Where did I say poor people are lazy? I keep getting downvoted for this comment, but in my opinion the ones who downvote me are the ones being classist for interpreting it that way. This is basic "logic 101" man, "If you work hard, you have high chance of becoming rich" does not equal to "If you are poor, you have high chance of being lazy".
The article is not talking about how hard it is for poor people to get rich. It's talking about precisely the rich people set.
And I'm simply saying, if you take 100 rich people and ask how they got there, majority of them would have gotten there because they worked hard.
Let's save the "poor people have hard time becoming rich and the world is a fucked up place" argument for another day. In fact I even agree with you on that part. I'm just criticizing the logical flaw in the article.
> And I'm simply saying, if you take 100 rich people and ask how they got there, majority of them would have gotten there because they worked hard.
I'm pretty sure, yes, if you asked 100 rich people, they would say that, the question is whether that attribution is accurate.
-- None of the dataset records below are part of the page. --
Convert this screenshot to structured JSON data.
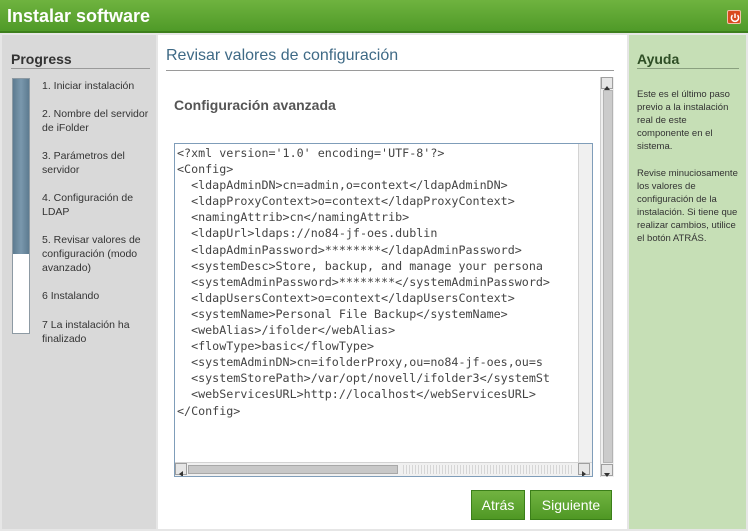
{
  "window": {
    "title": "Instalar software",
    "close_icon": "power-icon",
    "accent": "#5aa532"
  },
  "progress": {
    "heading": "Progress",
    "completed_fraction": 0.69,
    "steps": [
      {
        "label": "1. Iniciar instalación",
        "state": "done"
      },
      {
        "label": "2. Nombre del servidor de iFolder",
        "state": "done"
      },
      {
        "label": "3. Parámetros del servidor",
        "state": "done"
      },
      {
        "label": "4. Configuración de LDAP",
        "state": "done"
      },
      {
        "label": "5. Revisar valores de configuración (modo avanzado)",
        "state": "current"
      },
      {
        "label": "6 Instalando",
        "state": "pending"
      },
      {
        "label": "7 La instalación ha finalizado",
        "state": "pending"
      }
    ]
  },
  "main": {
    "section_title": "Revisar valores de configuración",
    "advanced_title": "Configuración avanzada",
    "config_lines": [
      "<?xml version='1.0' encoding='UTF-8'?>",
      "<Config>",
      "  <ldapAdminDN>cn=admin,o=context</ldapAdminDN>",
      "  <ldapProxyContext>o=context</ldapProxyContext>",
      "  <namingAttrib>cn</namingAttrib>",
      "  <ldapUrl>ldaps://no84-jf-oes.dublin",
      "  <ldapAdminPassword>********</ldapAdminPassword>",
      "  <systemDesc>Store, backup, and manage your persona",
      "  <systemAdminPassword>********</systemAdminPassword>",
      "  <ldapUsersContext>o=context</ldapUsersContext>",
      "  <systemName>Personal File Backup</systemName>",
      "  <webAlias>/ifolder</webAlias>",
      "  <flowType>basic</flowType>",
      "  <systemAdminDN>cn=ifolderProxy,ou=no84-jf-oes,ou=s",
      "  <systemStorePath>/var/opt/novell/ifolder3</systemSt",
      "  <webServicesURL>http://localhost</webServicesURL>",
      "</Config>"
    ],
    "back_label": "Atrás",
    "next_label": "Siguiente"
  },
  "help": {
    "heading": "Ayuda",
    "paragraphs": [
      "Este es el último paso previo a la instalación real de este componente en el sistema.",
      "Revise minuciosamente los valores de configuración de la instalación. Si tiene que realizar cambios, utilice el botón ATRÁS."
    ]
  }
}
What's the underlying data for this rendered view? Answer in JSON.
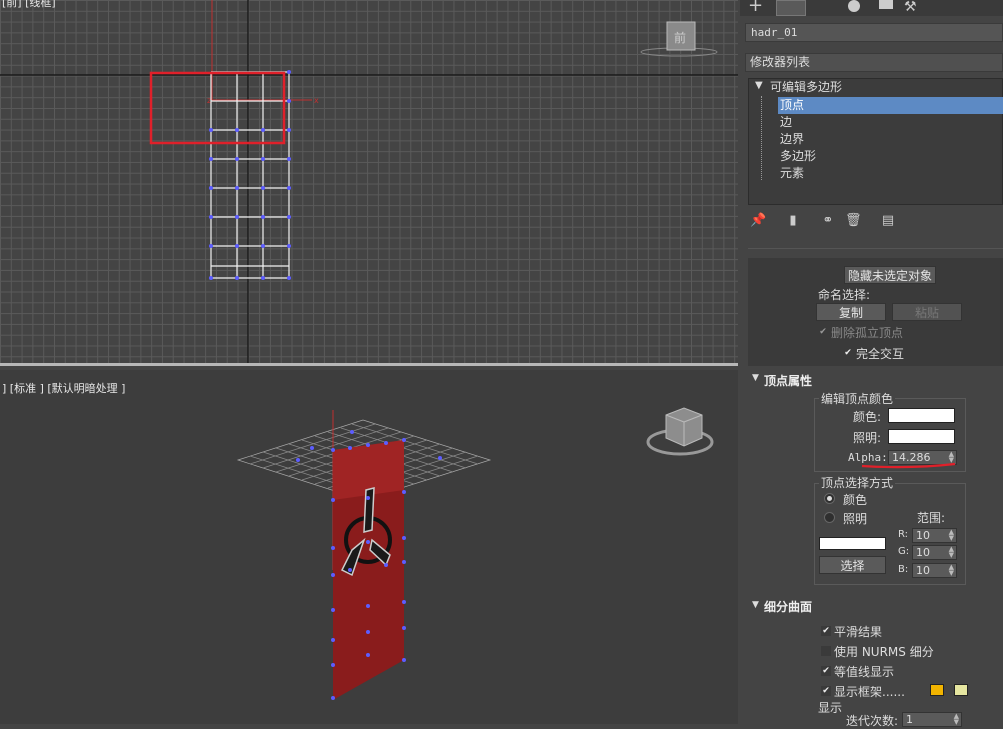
{
  "top_viewport": {
    "label_left": "[前] [线框]"
  },
  "persp_viewport": {
    "label": "] [标准 ] [默认明暗处理 ]"
  },
  "viewcube_top_label": "前",
  "panel": {
    "object_name": "hadr_01",
    "modifier_list": "修改器列表",
    "stack": {
      "root": "可编辑多边形",
      "items": [
        "顶点",
        "边",
        "边界",
        "多边形",
        "元素"
      ],
      "selected": "顶点"
    },
    "selection_rollout": {
      "hide_unselected": "隐藏未选定对象",
      "named_selections": "命名选择:",
      "copy": "复制",
      "paste": "粘贴",
      "delete_isolated": "删除孤立顶点",
      "full_interactivity": "完全交互"
    },
    "vertex_props": {
      "title": "顶点属性",
      "edit_group": "编辑顶点颜色",
      "color_label": "颜色:",
      "illum_label": "照明:",
      "alpha_label": "Alpha:",
      "alpha_value": "14.286",
      "select_by_group": "顶点选择方式",
      "radio_color": "颜色",
      "radio_illum": "照明",
      "range_label": "范围:",
      "r_label": "R:",
      "g_label": "G:",
      "b_label": "B:",
      "r_value": "10",
      "g_value": "10",
      "b_value": "10",
      "select_btn": "选择"
    },
    "subdiv": {
      "title": "细分曲面",
      "smooth_result": "平滑结果",
      "use_nurms": "使用 NURMS 细分",
      "isoline": "等值线显示",
      "show_cage": "显示框架......",
      "display": "显示",
      "iterations_label": "迭代次数:",
      "iterations_value": "1"
    },
    "colors": {
      "cage_color1": "#f2b400",
      "cage_color2": "#e6e6a0",
      "highlight_red": "#e0202a",
      "selection_blue": "#5d8ac4"
    }
  }
}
I'd suspect that it is true in some respect (specifically, if by "working hard" you mean "spending time in activities directed at getting rich"; there is plenty of hard work people do that isn't directed at getting rich) if you compare them to less-rich people with similar starting conditions. I think, though, that starting conditions and factors outside of the individuals' control are pretty big contributors to becoming rich.
If you view underemployed young people with lots of "free time" as trapped by leisure and cheap entertainment, the paradox goes away - they're not in an enviable position at all.